Fina Bilbao y Fita la del "Colorao"

Nos recibe Fina en su casa una tarde de otoño. Su madre, con 98 años cumplidos, permanece sentada en un sillón junto a la ventana. Nos instalamos en el patio de lleno de luz, desde donde se puede divisar a la anciana en todo momento.

Un poco después aparece Fita, que se presenta con su apodo. Nuestra anfitriona comenta haber nacido en esta misma casa, hace setenta y cinco años, el hogar que había sido propiedad de su abuelo.

Su amiga, un año menor, nació en Castilleja de la Cuesta, muy cerca de la calle Real, aunque se trasladó a Tomares poco tiempo después.

La conversación se inicia mientras Fina nos invita a un café que rehusamos tomar, por miedo a los desvelos nocturnos

Feministas de Tomares¿Cuándo empezasteis a trabajar?

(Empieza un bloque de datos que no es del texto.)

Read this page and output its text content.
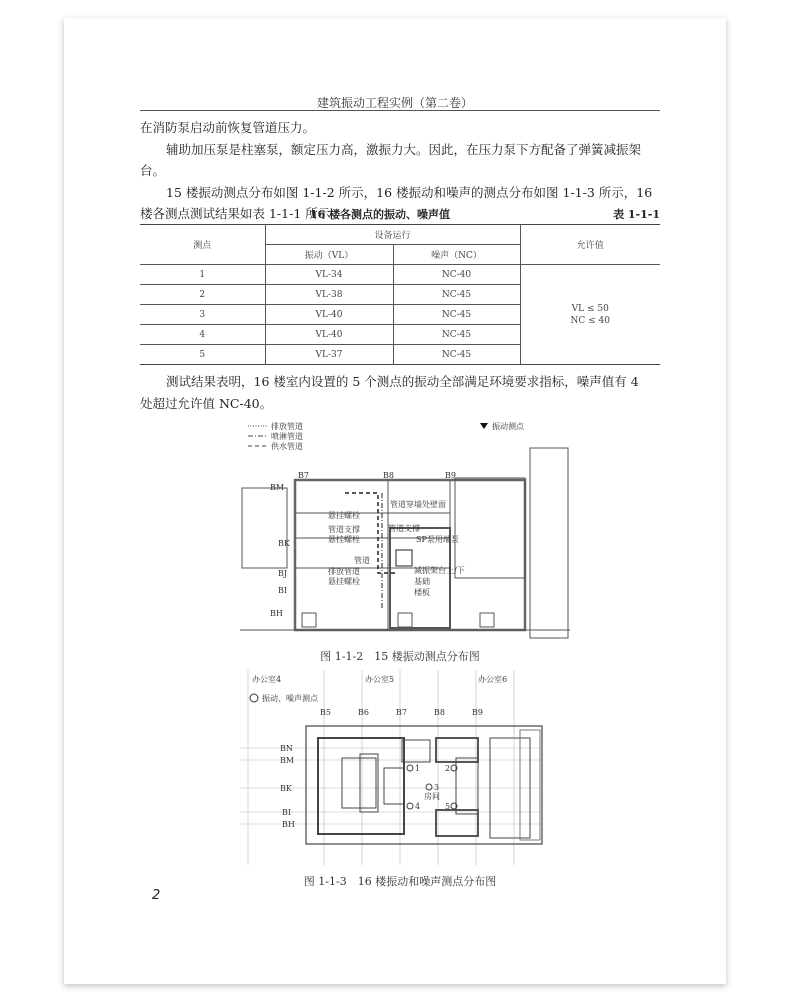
建筑振动工程实例（第二卷）
在消防泵启动前恢复管道压力。
辅助加压泵是柱塞泵，额定压力高，激振力大。因此，在压力泵下方配备了弹簧减振架台。
15 楼振动测点分布如图 1-1-2 所示，16 楼振动和噪声的测点分布如图 1-1-3 所示，16
楼各测点测试结果如表 1-1-1 所示。
16 楼各测点的振动、噪声值	表 1-1-1
测点	设备运行		允许值
	振动（VL）	噪声（NC）	
1	VL-34	NC-40	VL ≤ 50
NC ≤ 40

2	VL-38	NC-45	
3	VL-40	NC-45	
4	VL-40	NC-45	
5	VL-37	NC-45	
测试结果表明，16 楼室内设置的 5 个测点的振动全部满足环境要求指标，噪声值有 4
处超过允许值 NC-40。
排放管道
喷淋管道
供水管道
振动测点
B7	B8	B9
BM
BK
BJ
BI
BH
管道穿墙处壁面
悬挂螺栓
管道支撑
悬挂螺栓
管道支撑
SP泵用端泵
管道
排放管道
悬挂螺栓
减振架台上/下
基础
楼板
图 1-1-2　15 楼振动测点分布图
办公室4	办公室5	办公室6
振动、噪声测点
B5	B6	B7	B8	B9
BN
BM
BK
BI
BH
1	2
3
4	5
房间
图 1-1-3　16 楼振动和噪声测点分布图
2
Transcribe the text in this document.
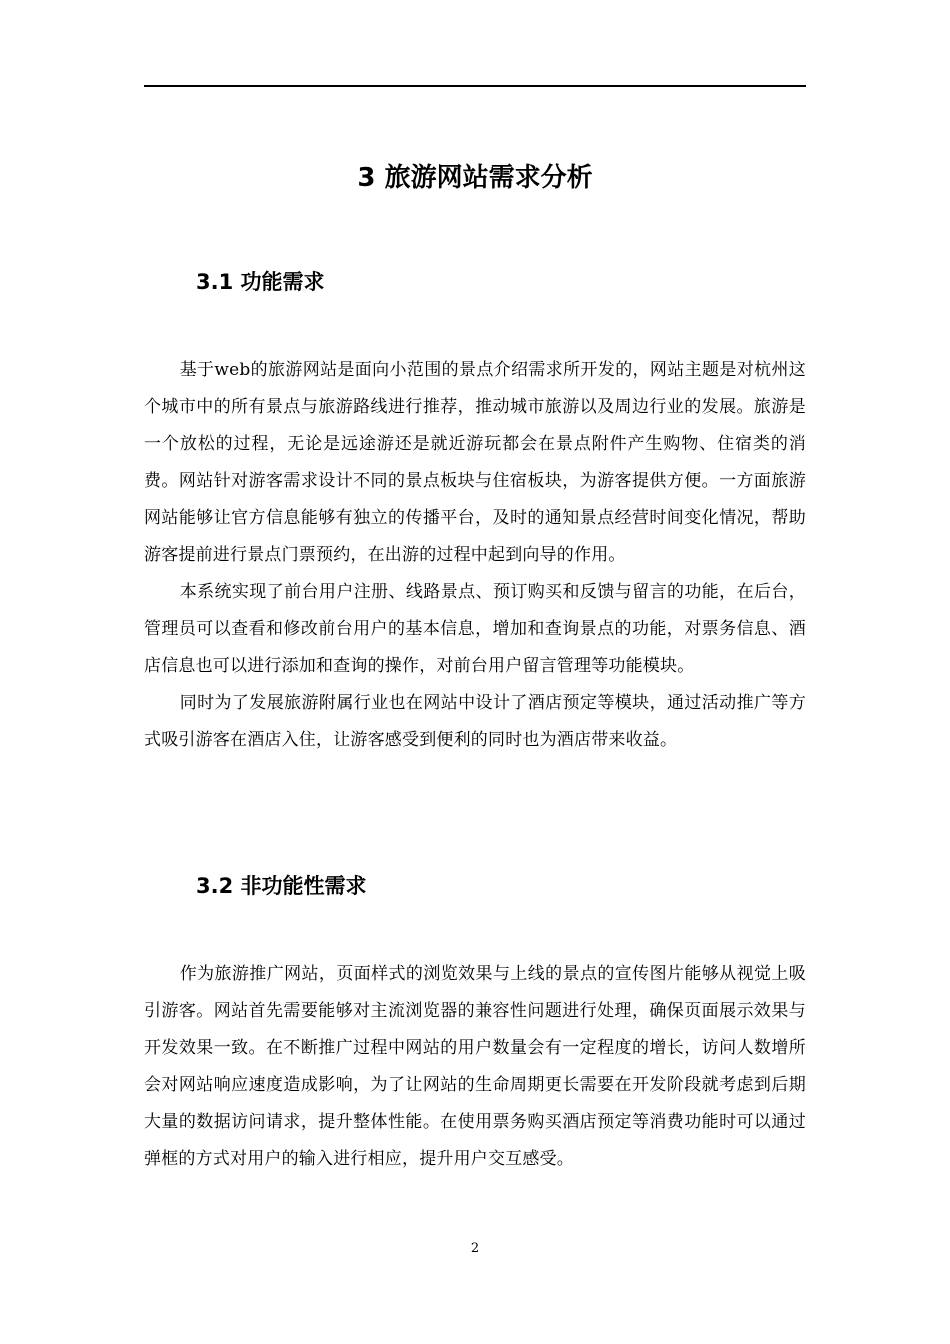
3 旅游网站需求分析
3.1 功能需求

基于web的旅游网站是面向小范围的景点介绍需求所开发的，网站主题是对杭州这个城市中的所有景点与旅游路线进行推荐，推动城市旅游以及周边行业的发展。旅游是一个放松的过程，无论是远途游还是就近游玩都会在景点附件产生购物、住宿类的消费。网站针对游客需求设计不同的景点板块与住宿板块，为游客提供方便。一方面旅游网站能够让官方信息能够有独立的传播平台，及时的通知景点经营时间变化情况，帮助游客提前进行景点门票预约，在出游的过程中起到向导的作用。

本系统实现了前台用户注册、线路景点、预订购买和反馈与留言的功能，在后台，管理员可以查看和修改前台用户的基本信息，增加和查询景点的功能，对票务信息、酒店信息也可以进行添加和查询的操作，对前台用户留言管理等功能模块。

同时为了发展旅游附属行业也在网站中设计了酒店预定等模块，通过活动推广等方式吸引游客在酒店入住，让游客感受到便利的同时也为酒店带来收益。

3.2 非功能性需求

作为旅游推广网站，页面样式的浏览效果与上线的景点的宣传图片能够从视觉上吸引游客。网站首先需要能够对主流浏览器的兼容性问题进行处理，确保页面展示效果与开发效果一致。在不断推广过程中网站的用户数量会有一定程度的增长，访问人数增所会对网站响应速度造成影响，为了让网站的生命周期更长需要在开发阶段就考虑到后期大量的数据访问请求，提升整体性能。在使用票务购买酒店预定等消费功能时可以通过弹框的方式对用户的输入进行相应，提升用户交互感受。

2
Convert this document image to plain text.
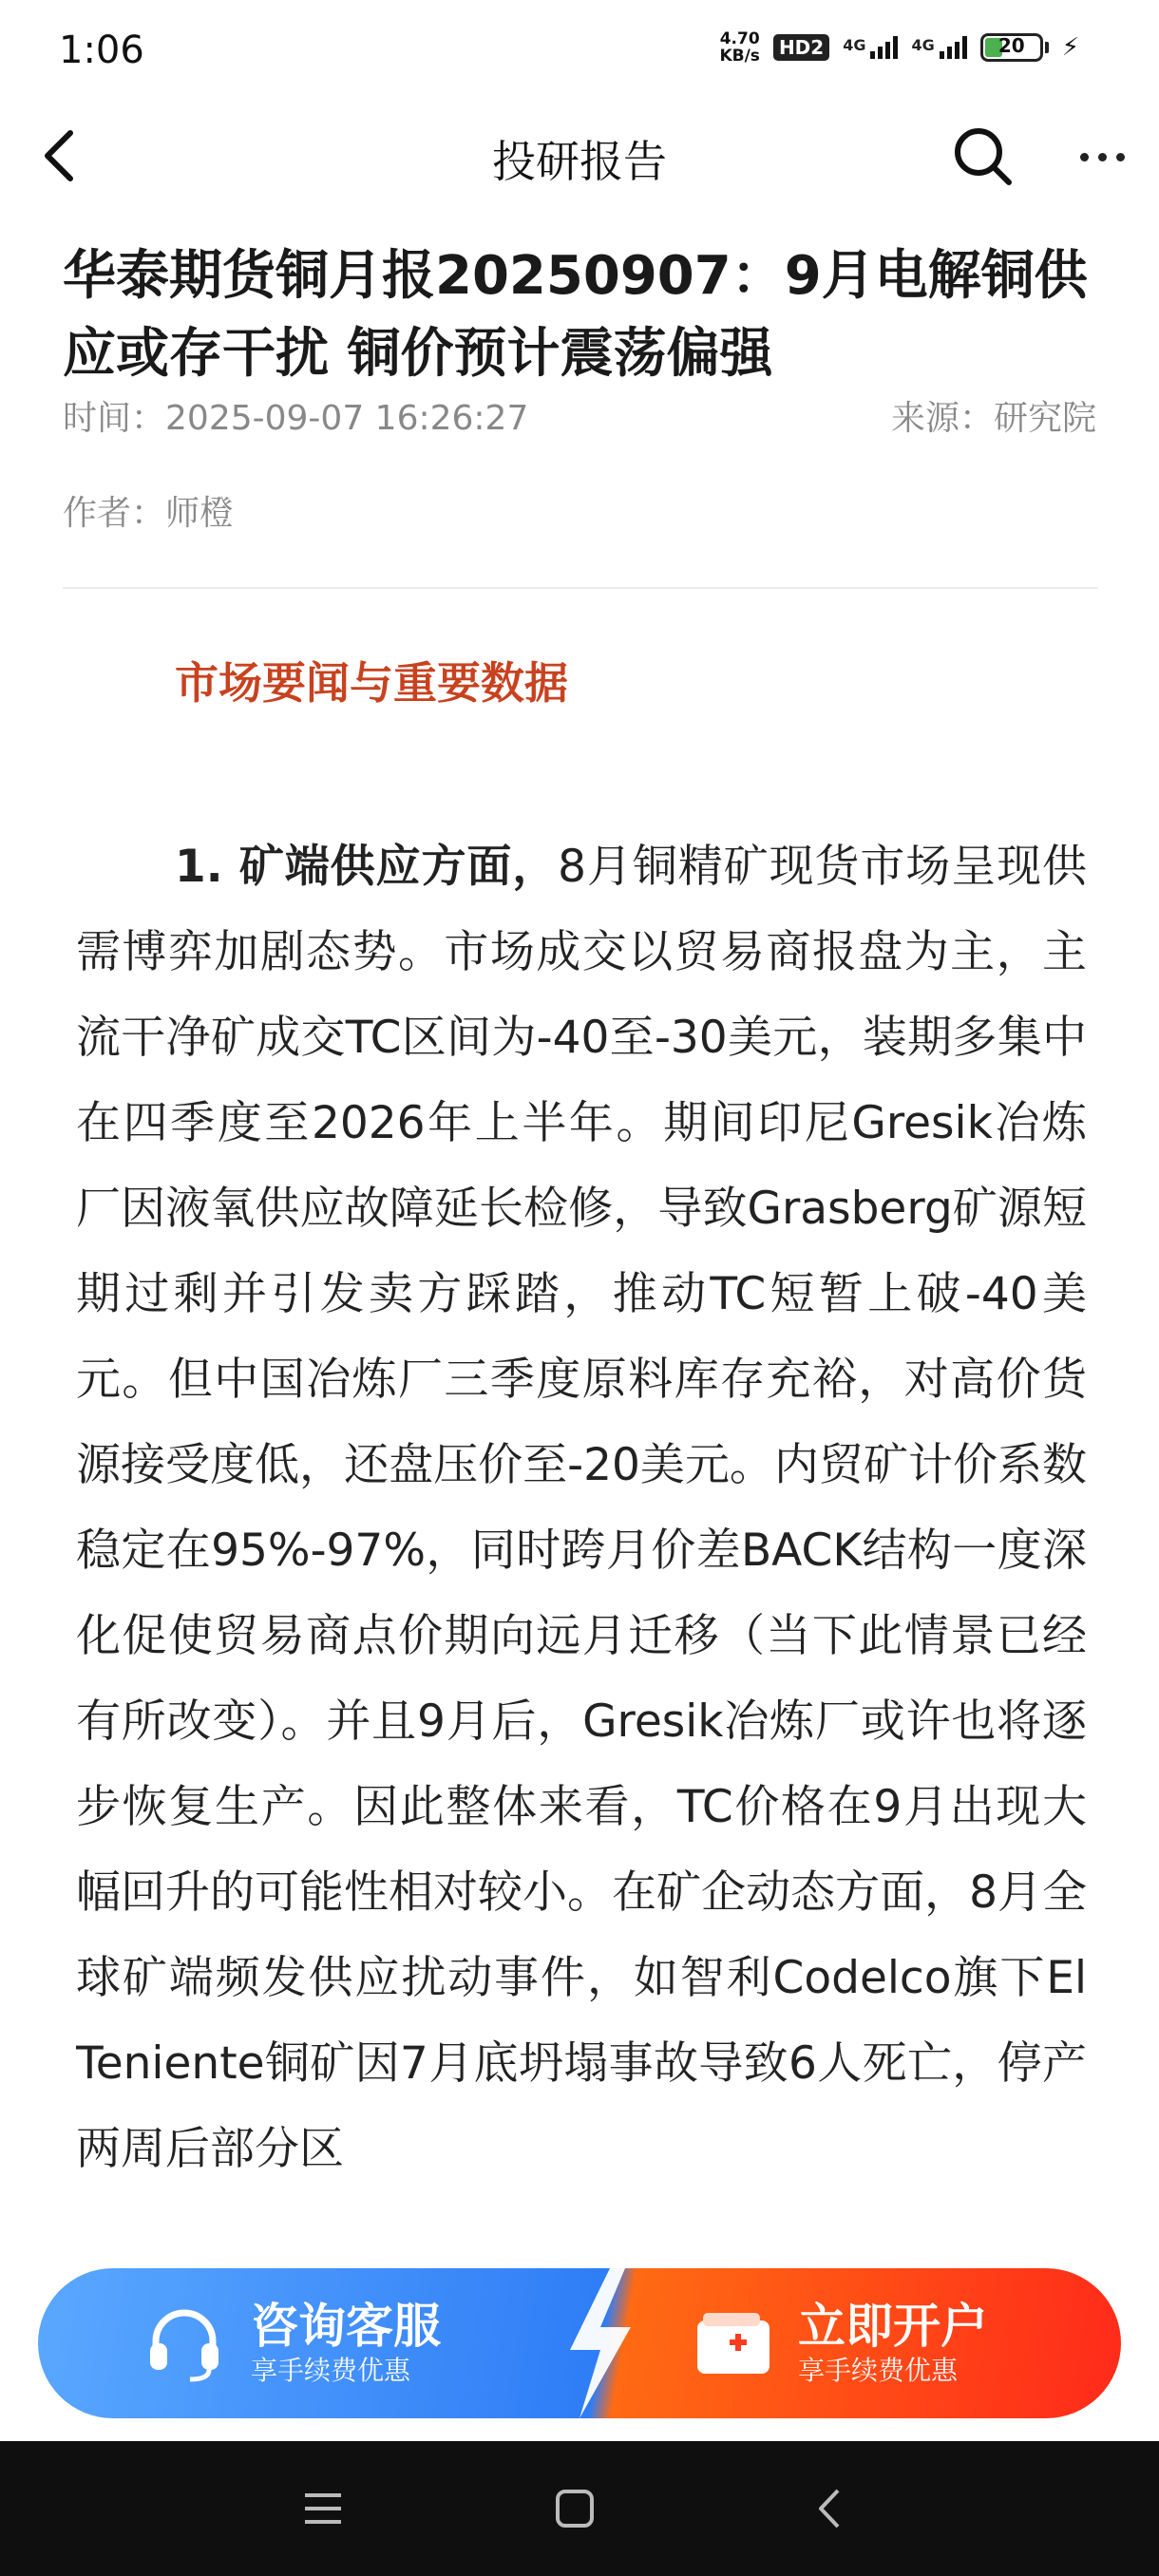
1:06	4.70
KB/s	HD2	4G	4G	20	⚡
投研报告
华泰期货铜月报20250907：9月电解铜供应或存干扰 铜价预计震荡偏强
时间：2025-09-07 16:26:27	来源：研究院
作者：师橙
市场要闻与重要数据

1. 矿端供应方面，8月铜精矿现货市场呈现供需博弈加剧态势。市场成交以贸易商报盘为主，主流干净矿成交TC区间为-40至-30美元，装期多集中在四季度至2026年上半年。期间印尼Gresik冶炼厂因液氧供应故障延长检修，导致Grasberg矿源短期过剩并引发卖方踩踏，推动TC短暂上破-40美元。但中国冶炼厂三季度原料库存充裕，对高价货源接受度低，还盘压价至-20美元。内贸矿计价系数稳定在95%-97%，同时跨月价差BACK结构一度深化促使贸易商点价期向远月迁移（当下此情景已经有所改变）。并且9月后，Gresik冶炼厂或许也将逐步恢复生产。因此整体来看，TC价格在9月出现大幅回升的可能性相对较小。在矿企动态方面，8月全球矿端频发供应扰动事件，如智利Codelco旗下El Teniente铜矿因7月底坍塌事故导致6人死亡，停产两周后部分区

咨询客服
享手续费优惠
立即开户
享手续费优惠
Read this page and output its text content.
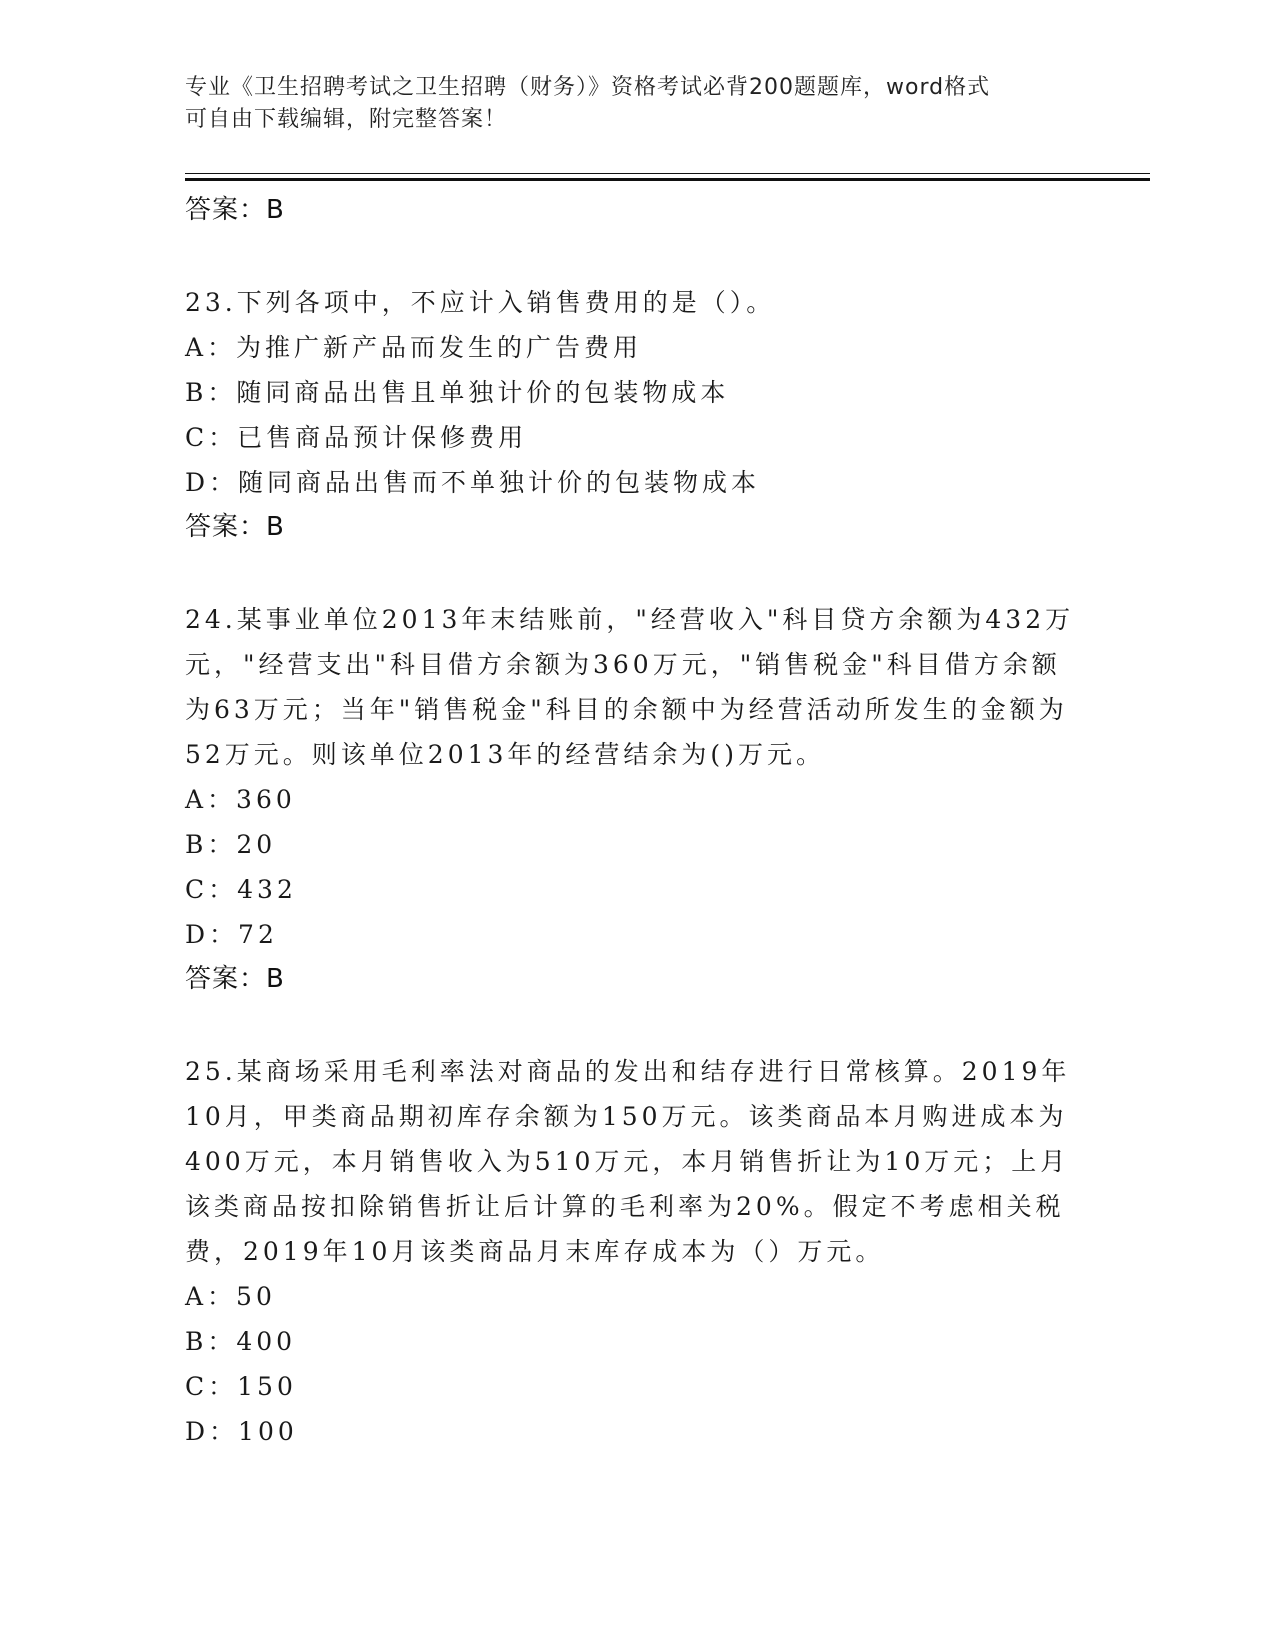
专业《卫生招聘考试之卫生招聘（财务）》资格考试必背200题题库，word格式
可自由下载编辑，附完整答案！
答案：B
23.下列各项中，不应计入销售费用的是（）。
A：为推广新产品而发生的广告费用
B：随同商品出售且单独计价的包装物成本
C：已售商品预计保修费用
D：随同商品出售而不单独计价的包装物成本
答案：B
24.某事业单位2013年末结账前，"经营收入"科目贷方余额为432万
元，"经营支出"科目借方余额为360万元，"销售税金"科目借方余额
为63万元；当年"销售税金"科目的余额中为经营活动所发生的金额为
52万元。则该单位2013年的经营结余为()万元。
A：360
B：20
C：432
D：72
答案：B
25.某商场采用毛利率法对商品的发出和结存进行日常核算。2019年
10月，甲类商品期初库存余额为150万元。该类商品本月购进成本为
400万元，本月销售收入为510万元，本月销售折让为10万元；上月
该类商品按扣除销售折让后计算的毛利率为20%。假定不考虑相关税
费，2019年10月该类商品月末库存成本为（）万元。
A：50
B：400
C：150
D：100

Fina: Yo empecé a trabajar con trece años. Después vino una ley que prohibía trabajar antes de los 14 años, así que esperé unas semanas en mi casa hasta que los cumplí. Empecé a trabajar en el almacén de Los Porres, que se e
ncontraba frente a la actual Peña Sevillista. Allí trabajábamos gente de todos los pueblos: Bormujos, Camas, San Juan, Gines… Todo el mundo venía buscando un sueldo, más chico o más grande, pero un sueldo.

La mayoría éramos mujeres. También había hombres que hacían labores de toneleros, de descarga, llenando pilones…  Aunque las mujeres también realizaban estos trabajos. Existían diferentes oficios en el almacén: rellenando aceitunas, deshuesando, escogiendo en la máquina o cubriendo los bocoyes para enviarlos a América, porque la producción iba para Estados Unidos.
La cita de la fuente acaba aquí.